Alternative Therapies May Help You Thrive as You Survive

Cancer centers are increasingly offering "integrative" treatments to their patients with cancer. While these treatments are not designed to improved survival, many of them have been shown in credible studies to improve the quality of life and well-being of people living with lung cancer.

Therapies being used for people with cancer include:

There Is Free Stuff for People With Lung Cancer

Throughout the year, and especially October, you may have heard of the freebies available for breast cancer patients. But free stuff isn't limited to people with breast cancer.

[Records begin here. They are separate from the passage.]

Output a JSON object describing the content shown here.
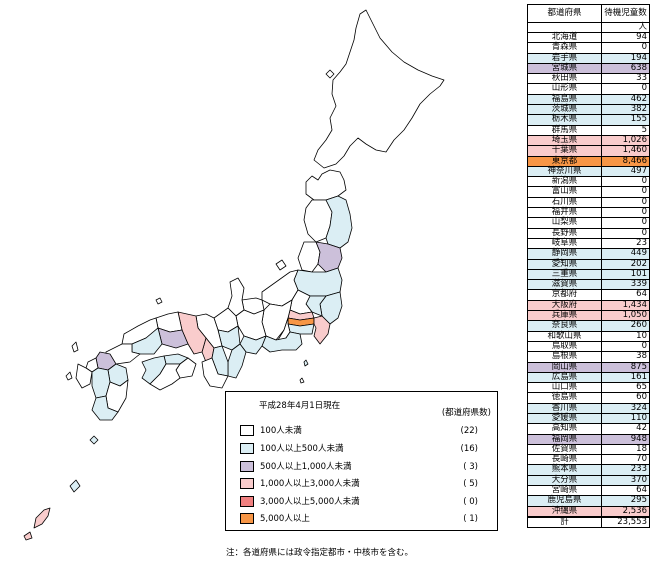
{
  "colors": {
    "lt100": "#ffffff",
    "b100_500": "#dbeef4",
    "b500_1000": "#ccc0da",
    "b1000_3000": "#f9cccc",
    "b3000_5000": "#f08080",
    "ge5000": "#f79646"
  },
  "legend": {
    "date_label": "平成28年4月1日現在",
    "count_header": "(都道府県数)",
    "items": [
      {
        "label": "100人未満",
        "count": "(22)",
        "color": "#ffffff"
      },
      {
        "label": "100人以上500人未満",
        "count": "(16)",
        "color": "#dbeef4"
      },
      {
        "label": "500人以上1,000人未満",
        "count": "( 3)",
        "color": "#ccc0da"
      },
      {
        "label": "1,000人以上3,000人未満",
        "count": "( 5)",
        "color": "#f9cccc"
      },
      {
        "label": "3,000人以上5,000人未満",
        "count": "( 0)",
        "color": "#f08080"
      },
      {
        "label": "5,000人以上",
        "count": "( 1)",
        "color": "#f79646"
      }
    ]
  },
  "note": "注：各道府県には政令指定都市・中核市を含む。",
  "table": {
    "header_pref": "都道府県",
    "header_value": "待機児童数",
    "unit": "人",
    "rows": [
      {
        "pref": "北海道",
        "value": "94",
        "color": "#ffffff"
      },
      {
        "pref": "青森県",
        "value": "0",
        "color": "#ffffff"
      },
      {
        "pref": "岩手県",
        "value": "194",
        "color": "#dbeef4"
      },
      {
        "pref": "宮城県",
        "value": "638",
        "color": "#ccc0da"
      },
      {
        "pref": "秋田県",
        "value": "33",
        "color": "#ffffff"
      },
      {
        "pref": "山形県",
        "value": "0",
        "color": "#ffffff"
      },
      {
        "pref": "福島県",
        "value": "462",
        "color": "#dbeef4"
      },
      {
        "pref": "茨城県",
        "value": "382",
        "color": "#dbeef4"
      },
      {
        "pref": "栃木県",
        "value": "155",
        "color": "#dbeef4"
      },
      {
        "pref": "群馬県",
        "value": "5",
        "color": "#ffffff"
      },
      {
        "pref": "埼玉県",
        "value": "1,026",
        "color": "#f9cccc"
      },
      {
        "pref": "千葉県",
        "value": "1,460",
        "color": "#f9cccc"
      },
      {
        "pref": "東京都",
        "value": "8,466",
        "color": "#f79646"
      },
      {
        "pref": "神奈川県",
        "value": "497",
        "color": "#dbeef4"
      },
      {
        "pref": "新潟県",
        "value": "0",
        "color": "#ffffff"
      },
      {
        "pref": "富山県",
        "value": "0",
        "color": "#ffffff"
      },
      {
        "pref": "石川県",
        "value": "0",
        "color": "#ffffff"
      },
      {
        "pref": "福井県",
        "value": "0",
        "color": "#ffffff"
      },
      {
        "pref": "山梨県",
        "value": "0",
        "color": "#ffffff"
      },
      {
        "pref": "長野県",
        "value": "0",
        "color": "#ffffff"
      },
      {
        "pref": "岐阜県",
        "value": "23",
        "color": "#ffffff"
      },
      {
        "pref": "静岡県",
        "value": "449",
        "color": "#dbeef4"
      },
      {
        "pref": "愛知県",
        "value": "202",
        "color": "#dbeef4"
      },
      {
        "pref": "三重県",
        "value": "101",
        "color": "#dbeef4"
      },
      {
        "pref": "滋賀県",
        "value": "339",
        "color": "#dbeef4"
      },
      {
        "pref": "京都府",
        "value": "64",
        "color": "#ffffff"
      },
      {
        "pref": "大阪府",
        "value": "1,434",
        "color": "#f9cccc"
      },
      {
        "pref": "兵庫県",
        "value": "1,050",
        "color": "#f9cccc"
      },
      {
        "pref": "奈良県",
        "value": "260",
        "color": "#dbeef4"
      },
      {
        "pref": "和歌山県",
        "value": "10",
        "color": "#ffffff"
      },
      {
        "pref": "鳥取県",
        "value": "0",
        "color": "#ffffff"
      },
      {
        "pref": "島根県",
        "value": "38",
        "color": "#ffffff"
      },
      {
        "pref": "岡山県",
        "value": "875",
        "color": "#ccc0da"
      },
      {
        "pref": "広島県",
        "value": "161",
        "color": "#dbeef4"
      },
      {
        "pref": "山口県",
        "value": "65",
        "color": "#ffffff"
      },
      {
        "pref": "徳島県",
        "value": "60",
        "color": "#ffffff"
      },
      {
        "pref": "香川県",
        "value": "324",
        "color": "#dbeef4"
      },
      {
        "pref": "愛媛県",
        "value": "110",
        "color": "#dbeef4"
      },
      {
        "pref": "高知県",
        "value": "42",
        "color": "#ffffff"
      },
      {
        "pref": "福岡県",
        "value": "948",
        "color": "#ccc0da"
      },
      {
        "pref": "佐賀県",
        "value": "18",
        "color": "#ffffff"
      },
      {
        "pref": "長崎県",
        "value": "70",
        "color": "#ffffff"
      },
      {
        "pref": "熊本県",
        "value": "233",
        "color": "#dbeef4"
      },
      {
        "pref": "大分県",
        "value": "370",
        "color": "#dbeef4"
      },
      {
        "pref": "宮崎県",
        "value": "64",
        "color": "#ffffff"
      },
      {
        "pref": "鹿児島県",
        "value": "295",
        "color": "#dbeef4"
      },
      {
        "pref": "沖縄県",
        "value": "2,536",
        "color": "#f9cccc"
      }
    ],
    "total_label": "計",
    "total_value": "23,553"
  }
}
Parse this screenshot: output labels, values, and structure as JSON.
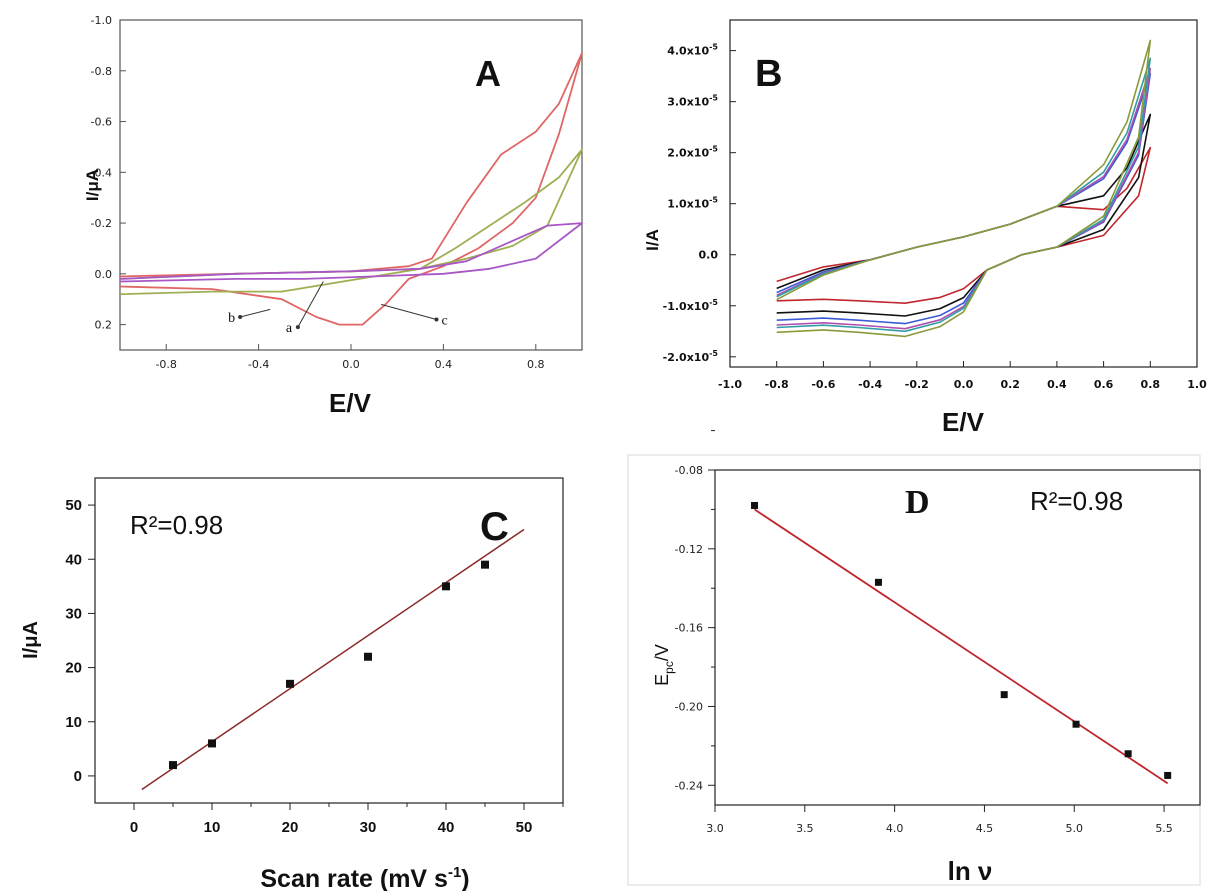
{
  "chart_data": [
    {
      "panel": "A",
      "type": "line",
      "xlabel": "E/V",
      "ylabel": "I/μA",
      "xlim": [
        -1.0,
        1.0
      ],
      "ylim": [
        0.3,
        -1.0
      ],
      "x_ticks": [
        "-0.8",
        "-0.4",
        "0.0",
        "0.4",
        "0.8"
      ],
      "x_tick_values": [
        -0.8,
        -0.4,
        0.0,
        0.4,
        0.8
      ],
      "y_ticks": [
        "-1.0",
        "-0.8",
        "-0.6",
        "-0.4",
        "-0.2",
        "0.0",
        "0.2"
      ],
      "y_tick_values": [
        -1.0,
        -0.8,
        -0.6,
        -0.4,
        -0.2,
        0.0,
        0.2
      ],
      "curve_labels": [
        {
          "text": "a",
          "arrow_from": [
            -0.23,
            0.21
          ],
          "arrow_to": [
            -0.12,
            0.03
          ]
        },
        {
          "text": "b",
          "arrow_from": [
            -0.48,
            0.17
          ],
          "arrow_to": [
            -0.35,
            0.14
          ]
        },
        {
          "text": "c",
          "arrow_from": [
            0.37,
            0.18
          ],
          "arrow_to": [
            0.13,
            0.12
          ]
        }
      ],
      "series": [
        {
          "color": "#e06666",
          "points": [
            [
              -1.0,
              0.05
            ],
            [
              -0.6,
              0.06
            ],
            [
              -0.3,
              0.1
            ],
            [
              -0.15,
              0.17
            ],
            [
              -0.05,
              0.2
            ],
            [
              0.05,
              0.2
            ],
            [
              0.15,
              0.12
            ],
            [
              0.25,
              0.02
            ],
            [
              0.4,
              -0.03
            ],
            [
              0.55,
              -0.1
            ],
            [
              0.7,
              -0.2
            ],
            [
              0.8,
              -0.3
            ],
            [
              0.9,
              -0.55
            ],
            [
              1.0,
              -0.87
            ],
            [
              0.9,
              -0.67
            ],
            [
              0.8,
              -0.56
            ],
            [
              0.65,
              -0.47
            ],
            [
              0.5,
              -0.28
            ],
            [
              0.35,
              -0.06
            ],
            [
              0.25,
              -0.03
            ],
            [
              0.0,
              -0.01
            ],
            [
              -0.5,
              0.0
            ],
            [
              -1.0,
              0.01
            ]
          ]
        },
        {
          "color": "#9fae52",
          "points": [
            [
              -1.0,
              0.08
            ],
            [
              -0.6,
              0.07
            ],
            [
              -0.3,
              0.07
            ],
            [
              -0.1,
              0.04
            ],
            [
              0.1,
              0.01
            ],
            [
              0.3,
              -0.02
            ],
            [
              0.5,
              -0.06
            ],
            [
              0.7,
              -0.11
            ],
            [
              0.85,
              -0.19
            ],
            [
              1.0,
              -0.49
            ],
            [
              0.9,
              -0.38
            ],
            [
              0.75,
              -0.28
            ],
            [
              0.6,
              -0.19
            ],
            [
              0.45,
              -0.1
            ],
            [
              0.3,
              -0.02
            ],
            [
              0.0,
              -0.01
            ],
            [
              -0.5,
              0.0
            ],
            [
              -1.0,
              0.02
            ]
          ]
        },
        {
          "color": "#a957c7",
          "points": [
            [
              -1.0,
              0.03
            ],
            [
              -0.5,
              0.02
            ],
            [
              -0.2,
              0.02
            ],
            [
              0.1,
              0.01
            ],
            [
              0.4,
              0.0
            ],
            [
              0.6,
              -0.02
            ],
            [
              0.8,
              -0.06
            ],
            [
              1.0,
              -0.2
            ],
            [
              0.85,
              -0.19
            ],
            [
              0.7,
              -0.13
            ],
            [
              0.5,
              -0.05
            ],
            [
              0.3,
              -0.02
            ],
            [
              0.0,
              -0.01
            ],
            [
              -0.5,
              0.0
            ],
            [
              -1.0,
              0.02
            ]
          ]
        }
      ]
    },
    {
      "panel": "B",
      "type": "line",
      "xlabel": "E/V",
      "ylabel": "I/A",
      "xlim": [
        -1.0,
        1.0
      ],
      "ylim": [
        -2.2e-05,
        4.6e-05
      ],
      "x_ticks": [
        "-1.0",
        "-0.8",
        "-0.6",
        "-0.4",
        "-0.2",
        "0.0",
        "0.2",
        "0.4",
        "0.6",
        "0.8",
        "1.0"
      ],
      "x_tick_values": [
        -1.0,
        -0.8,
        -0.6,
        -0.4,
        -0.2,
        0.0,
        0.2,
        0.4,
        0.6,
        0.8,
        1.0
      ],
      "y_tick_values": [
        -2e-05,
        -1e-05,
        0,
        1e-05,
        2e-05,
        3e-05,
        4e-05
      ],
      "y_ticks": [
        {
          "mantissa": "-2.0x10",
          "exp": "-5"
        },
        {
          "mantissa": "-1.0x10",
          "exp": "-5"
        },
        {
          "mantissa": "0.0",
          "exp": ""
        },
        {
          "mantissa": "1.0x10",
          "exp": "-5"
        },
        {
          "mantissa": "2.0x10",
          "exp": "-5"
        },
        {
          "mantissa": "3.0x10",
          "exp": "-5"
        },
        {
          "mantissa": "4.0x10",
          "exp": "-5"
        }
      ],
      "series": [
        {
          "color": "#c0272d",
          "upper": 2.1e-05,
          "low_peak": -9.5e-06
        },
        {
          "color": "#111111",
          "upper": 2.75e-05,
          "low_peak": -1.2e-05
        },
        {
          "color": "#3b5bd6",
          "upper": 3.55e-05,
          "low_peak": -1.35e-05
        },
        {
          "color": "#b04fb0",
          "upper": 3.65e-05,
          "low_peak": -1.45e-05
        },
        {
          "color": "#2f9fa5",
          "upper": 3.85e-05,
          "low_peak": -1.5e-05
        },
        {
          "color": "#8a9a3a",
          "upper": 4.2e-05,
          "low_peak": -1.6e-05
        }
      ]
    },
    {
      "panel": "C",
      "type": "scatter",
      "xlabel": "Scan rate (mV s",
      "xlabel_sup": "-1",
      "xlabel_end": ")",
      "ylabel": "I/μA",
      "annotation": "R²=0.98",
      "xlim": [
        -5,
        55
      ],
      "ylim": [
        -5,
        55
      ],
      "x_ticks": [
        "0",
        "10",
        "20",
        "30",
        "40",
        "50"
      ],
      "y_ticks": [
        "0",
        "10",
        "20",
        "30",
        "40",
        "50"
      ],
      "x": [
        5,
        10,
        20,
        30,
        40,
        45
      ],
      "y": [
        2,
        6,
        17,
        22,
        35,
        39
      ],
      "fit": {
        "x": [
          1,
          50
        ],
        "y": [
          -2.5,
          45.5
        ],
        "color": "#8b2a2a"
      }
    },
    {
      "panel": "D",
      "type": "scatter",
      "xlabel": "ln ν",
      "ylabel": "E",
      "ylabel_sub": "pc",
      "ylabel_end": "/V",
      "annotation": "R²=0.98",
      "xlim": [
        3.0,
        5.7
      ],
      "ylim": [
        -0.25,
        -0.08
      ],
      "x_ticks": [
        "3.0",
        "3.5",
        "4.0",
        "4.5",
        "5.0",
        "5.5"
      ],
      "y_ticks": [
        "-0.08",
        "-0.12",
        "-0.16",
        "-0.20",
        "-0.24"
      ],
      "x": [
        3.22,
        3.91,
        4.61,
        5.01,
        5.3,
        5.52
      ],
      "y": [
        -0.098,
        -0.137,
        -0.194,
        -0.209,
        -0.224,
        -0.235
      ],
      "fit": {
        "x": [
          3.22,
          5.52
        ],
        "y": [
          -0.1,
          -0.239
        ],
        "color": "#c0272d"
      }
    }
  ]
}
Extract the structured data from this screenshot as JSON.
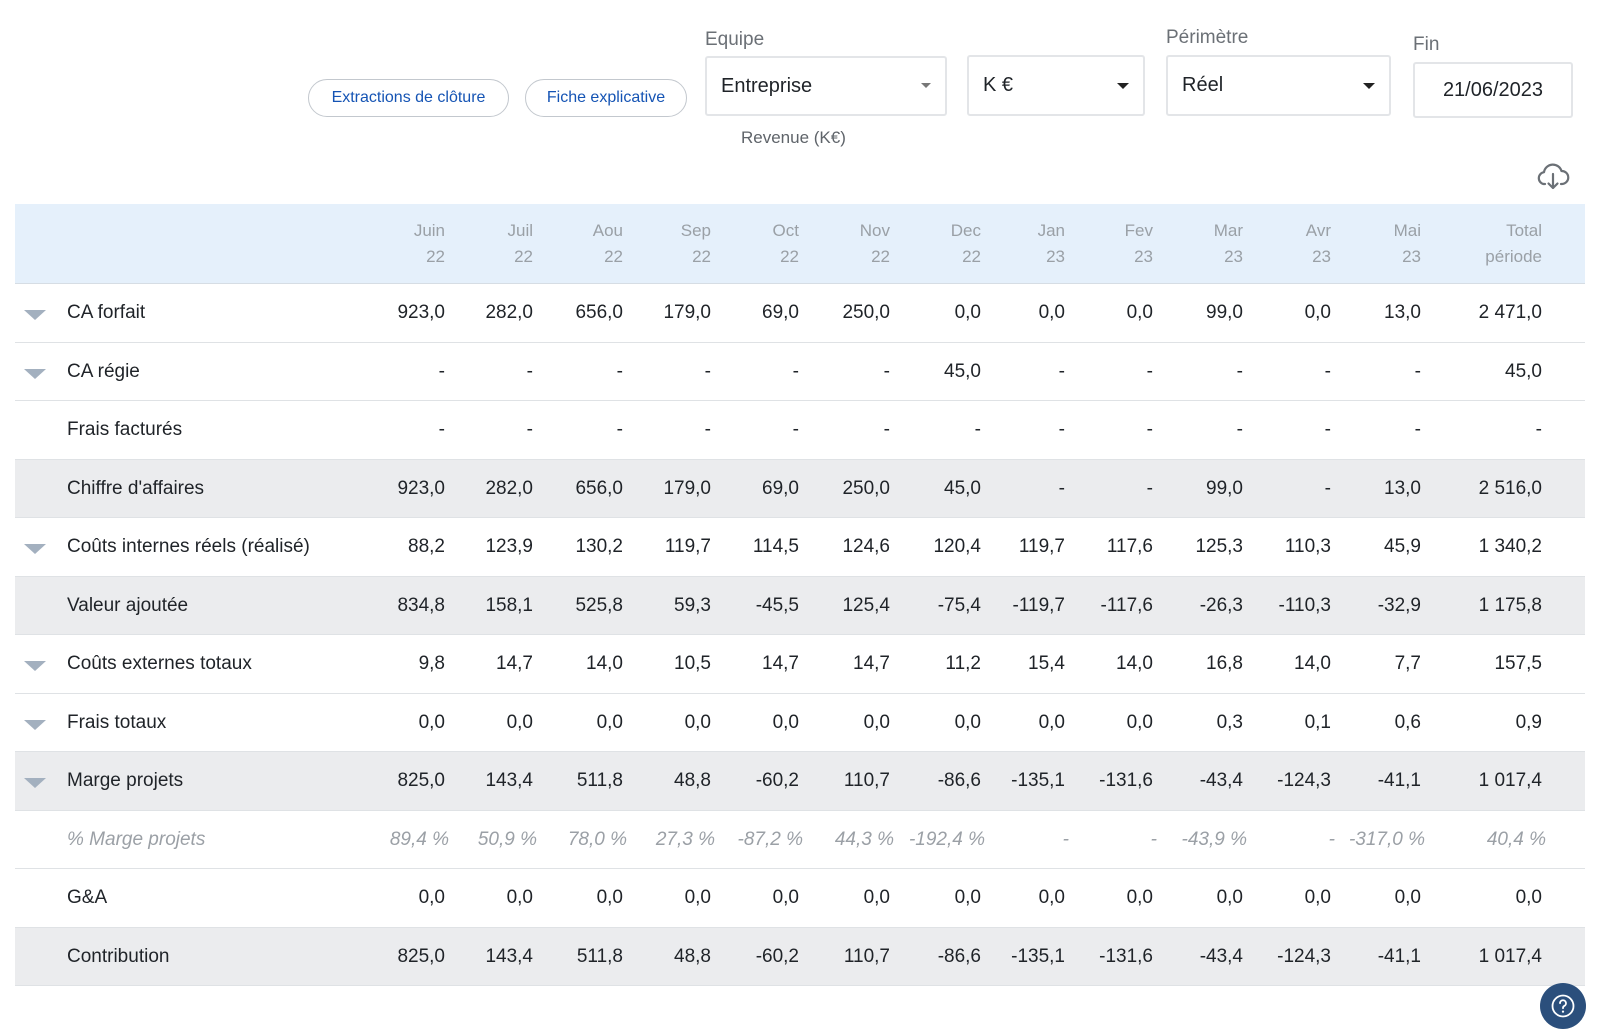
{
  "buttons": {
    "extractions": "Extractions de clôture",
    "fiche": "Fiche explicative"
  },
  "filters": {
    "equipe": {
      "label": "Equipe",
      "value": "Entreprise"
    },
    "unit": {
      "value": "K €"
    },
    "perimetre": {
      "label": "Périmètre",
      "value": "Réel"
    },
    "fin": {
      "label": "Fin",
      "value": "21/06/2023"
    }
  },
  "caption": "Revenue (K€)",
  "icons": {
    "download": "cloud-download-icon",
    "help": "help-circle-icon",
    "expand": "chevron-down-icon"
  },
  "colors": {
    "header_bg": "#e5f0fb",
    "subtotal_bg": "#ebecee",
    "link": "#1554b4",
    "help_bg": "#2b4f7c"
  },
  "table": {
    "columns": [
      {
        "l1": "Juin",
        "l2": "22"
      },
      {
        "l1": "Juil",
        "l2": "22"
      },
      {
        "l1": "Aou",
        "l2": "22"
      },
      {
        "l1": "Sep",
        "l2": "22"
      },
      {
        "l1": "Oct",
        "l2": "22"
      },
      {
        "l1": "Nov",
        "l2": "22"
      },
      {
        "l1": "Dec",
        "l2": "22"
      },
      {
        "l1": "Jan",
        "l2": "23"
      },
      {
        "l1": "Fev",
        "l2": "23"
      },
      {
        "l1": "Mar",
        "l2": "23"
      },
      {
        "l1": "Avr",
        "l2": "23"
      },
      {
        "l1": "Mai",
        "l2": "23"
      },
      {
        "l1": "Total",
        "l2": "période"
      }
    ],
    "rows": [
      {
        "label": "CA forfait",
        "expandable": true,
        "shaded": false,
        "italic": false,
        "values": [
          "923,0",
          "282,0",
          "656,0",
          "179,0",
          "69,0",
          "250,0",
          "0,0",
          "0,0",
          "0,0",
          "99,0",
          "0,0",
          "13,0",
          "2 471,0"
        ]
      },
      {
        "label": "CA régie",
        "expandable": true,
        "shaded": false,
        "italic": false,
        "values": [
          "-",
          "-",
          "-",
          "-",
          "-",
          "-",
          "45,0",
          "-",
          "-",
          "-",
          "-",
          "-",
          "45,0"
        ]
      },
      {
        "label": "Frais facturés",
        "expandable": false,
        "shaded": false,
        "italic": false,
        "values": [
          "-",
          "-",
          "-",
          "-",
          "-",
          "-",
          "-",
          "-",
          "-",
          "-",
          "-",
          "-",
          "-"
        ]
      },
      {
        "label": "Chiffre d'affaires",
        "expandable": false,
        "shaded": true,
        "italic": false,
        "values": [
          "923,0",
          "282,0",
          "656,0",
          "179,0",
          "69,0",
          "250,0",
          "45,0",
          "-",
          "-",
          "99,0",
          "-",
          "13,0",
          "2 516,0"
        ]
      },
      {
        "label": "Coûts internes réels (réalisé)",
        "expandable": true,
        "shaded": false,
        "italic": false,
        "values": [
          "88,2",
          "123,9",
          "130,2",
          "119,7",
          "114,5",
          "124,6",
          "120,4",
          "119,7",
          "117,6",
          "125,3",
          "110,3",
          "45,9",
          "1 340,2"
        ]
      },
      {
        "label": "Valeur ajoutée",
        "expandable": false,
        "shaded": true,
        "italic": false,
        "values": [
          "834,8",
          "158,1",
          "525,8",
          "59,3",
          "-45,5",
          "125,4",
          "-75,4",
          "-119,7",
          "-117,6",
          "-26,3",
          "-110,3",
          "-32,9",
          "1 175,8"
        ]
      },
      {
        "label": "Coûts externes totaux",
        "expandable": true,
        "shaded": false,
        "italic": false,
        "values": [
          "9,8",
          "14,7",
          "14,0",
          "10,5",
          "14,7",
          "14,7",
          "11,2",
          "15,4",
          "14,0",
          "16,8",
          "14,0",
          "7,7",
          "157,5"
        ]
      },
      {
        "label": "Frais totaux",
        "expandable": true,
        "shaded": false,
        "italic": false,
        "values": [
          "0,0",
          "0,0",
          "0,0",
          "0,0",
          "0,0",
          "0,0",
          "0,0",
          "0,0",
          "0,0",
          "0,3",
          "0,1",
          "0,6",
          "0,9"
        ]
      },
      {
        "label": "Marge projets",
        "expandable": true,
        "shaded": true,
        "italic": false,
        "values": [
          "825,0",
          "143,4",
          "511,8",
          "48,8",
          "-60,2",
          "110,7",
          "-86,6",
          "-135,1",
          "-131,6",
          "-43,4",
          "-124,3",
          "-41,1",
          "1 017,4"
        ]
      },
      {
        "label": "% Marge projets",
        "expandable": false,
        "shaded": false,
        "italic": true,
        "values": [
          "89,4 %",
          "50,9 %",
          "78,0 %",
          "27,3 %",
          "-87,2 %",
          "44,3 %",
          "-192,4 %",
          "-",
          "-",
          "-43,9 %",
          "-",
          "-317,0 %",
          "40,4 %"
        ]
      },
      {
        "label": "G&A",
        "expandable": false,
        "shaded": false,
        "italic": false,
        "values": [
          "0,0",
          "0,0",
          "0,0",
          "0,0",
          "0,0",
          "0,0",
          "0,0",
          "0,0",
          "0,0",
          "0,0",
          "0,0",
          "0,0",
          "0,0"
        ]
      },
      {
        "label": "Contribution",
        "expandable": false,
        "shaded": true,
        "italic": false,
        "values": [
          "825,0",
          "143,4",
          "511,8",
          "48,8",
          "-60,2",
          "110,7",
          "-86,6",
          "-135,1",
          "-131,6",
          "-43,4",
          "-124,3",
          "-41,1",
          "1 017,4"
        ]
      }
    ]
  }
}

Even If Somebody Has Smoked, Nobody Deserves Cancer

Though smoking is clearly a risk factor for lung cancer, nobody deserves to have lung cancer. Why is it that when someone is diagnosed they are bombarded with people asking how long they smoked? We don't usually ask people with colon cancer how long they have been sedentary, or interrogate people with breast cancer as to the duration of time that they breastfed each of their children. Nobody deserves to get cancer, and everyone with cancer deserves love, compassion, and excellent medical care.

There is Always Hope

Lastly, and most importantly, there is always hope. For some people, that may mean participating in a clinical trial. But even if you have decided not to pursue treatment there is always hope. Hope for good quality of life during your remaining days. Hope for those in your family who will carry on your legacy. Hope for a future in which lung cancer is preventable and more treatable. Hope for what awaits you on the other side.

Supporting a Loved One Who Is Diagnosed

A final point about what everyone should know about lung cancer, is how to support a loved one with the disease. If you have a loved one with lung cancer, it's not always obvious what you should and shouldn't say or what you should or shouldn't do to help. You may be surprised that one of these things not to say is "what can I do to help?" It's not that you shouldn't offer your help, but offering specific assistance, such as "can I stop by next Wednesday and bring you dinner and wash some windows" is much better. Asking someone to call you if they need you puts the burden of calling on them. And there are already too many decisions to make and things to do while living with lung cancer. Another thing most people don't realize is that the best thing you can do to support a loved one with cancer is to simply listen. Far too many people try to "fix" things that are unfixable, something that only adds stress to the one living with the disease.

Finally, perhaps the best thing you can do as a caregiver is care for yourself. Practicing good self-care is not being selfish. It is caring for yourself so that you are able to fully be what your loved one needs.